Press release: Clinicians trial virtual reality training to improve care for patients with diabetes

Virtual reality diabetes training

Doctors and nurses in Southampton and Portsmouth are piloting a virtual reality training system to help improve the care of people with diabetes during hospital admissions.

The technology, developed by Oxford Medical Simulation, enables clinicians to learn how to manage medical emergencies in a digital environment via a headset.

It helps them work through and recognise potentially life-threatening situations such as seeing patients with extremely high or low blood sugar levels and scores the actions they take to support learning.

The project is led by Dr Partha Kar, of Portsmouth Hospitals NHS Trust, with the help of clinicians including Dr Mayank Patel, a consultant diabetologist at University Hospital Southampton.

It is funded by pharmaceutical company Novo Nordisk with the equipment being trialled across the south of England in partnership with Health Education England.

Around 20% of all inpatients at any one time in a UK hospital have diabetes. Currently, at least one in 25 with type 1 diabetes nationally develop a dangerous condition known as diabetic ketoacidosis (DKA) during their hospital stay.

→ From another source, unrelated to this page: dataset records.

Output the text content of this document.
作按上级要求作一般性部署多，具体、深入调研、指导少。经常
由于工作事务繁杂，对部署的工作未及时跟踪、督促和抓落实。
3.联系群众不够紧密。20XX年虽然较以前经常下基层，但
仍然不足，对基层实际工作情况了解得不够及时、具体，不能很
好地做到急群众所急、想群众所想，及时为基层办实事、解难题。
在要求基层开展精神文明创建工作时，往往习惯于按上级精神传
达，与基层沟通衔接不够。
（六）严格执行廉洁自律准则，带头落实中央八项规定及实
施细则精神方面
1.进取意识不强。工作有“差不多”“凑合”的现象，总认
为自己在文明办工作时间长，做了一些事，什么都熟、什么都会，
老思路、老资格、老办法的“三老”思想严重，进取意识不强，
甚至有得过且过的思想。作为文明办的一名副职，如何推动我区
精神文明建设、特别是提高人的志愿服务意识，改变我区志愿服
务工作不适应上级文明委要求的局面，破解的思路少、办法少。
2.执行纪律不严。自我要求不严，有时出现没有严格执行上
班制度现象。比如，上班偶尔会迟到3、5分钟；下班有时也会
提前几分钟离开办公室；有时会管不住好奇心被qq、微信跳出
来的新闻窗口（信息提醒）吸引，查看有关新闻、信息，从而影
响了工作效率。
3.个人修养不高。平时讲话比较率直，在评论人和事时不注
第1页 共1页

DKA can develop if the body starts to run short of insulin, such as during the stress of other medical problems, causing a build up of harmful substances in the blood known as ketones.

“Patients with type 1 diabetes in particular are at higher risk of developing serious glucose-related problems when in hospital due to extreme highs and lows in their blood sugar levels,” explained Dr Patel (pictured below).

Mayank Patel“Diabetes emergency situations can escalate quickly and can sometimes be difficult for non-specialists doctors and nurses to recognise, so it is hoped that increased education and training around diabetes in hospital can markedly improve the current statistics.

"Ensuring clinicians are trained effectively to spot potential and manage confirmed diabetes in emergency situations promptly is vital and this immersive digital environment is an innovative and engaging way to do that."

He added: “So far we have trialled the system with 10 doctors in training and the feedback has been really positive, with all of them feeling much more confident about recognising the signs and taking appropriate action."

As part of the collaborative project, the virtual reality equipment will soon be passed to the diabetes and emergency team at the Queen Alexandra Hospital in Portsmouth to trial the kit.

Dr Kar, who is based at the Queen Alexandra Hospital and is also NHS England’s associate national clinical director for diabetes, said: "Embracing technology is at the heart of the NHS long term plan and training doctors using virtual reality is another example of modernising the NHS to help improve care for patients with diabetes."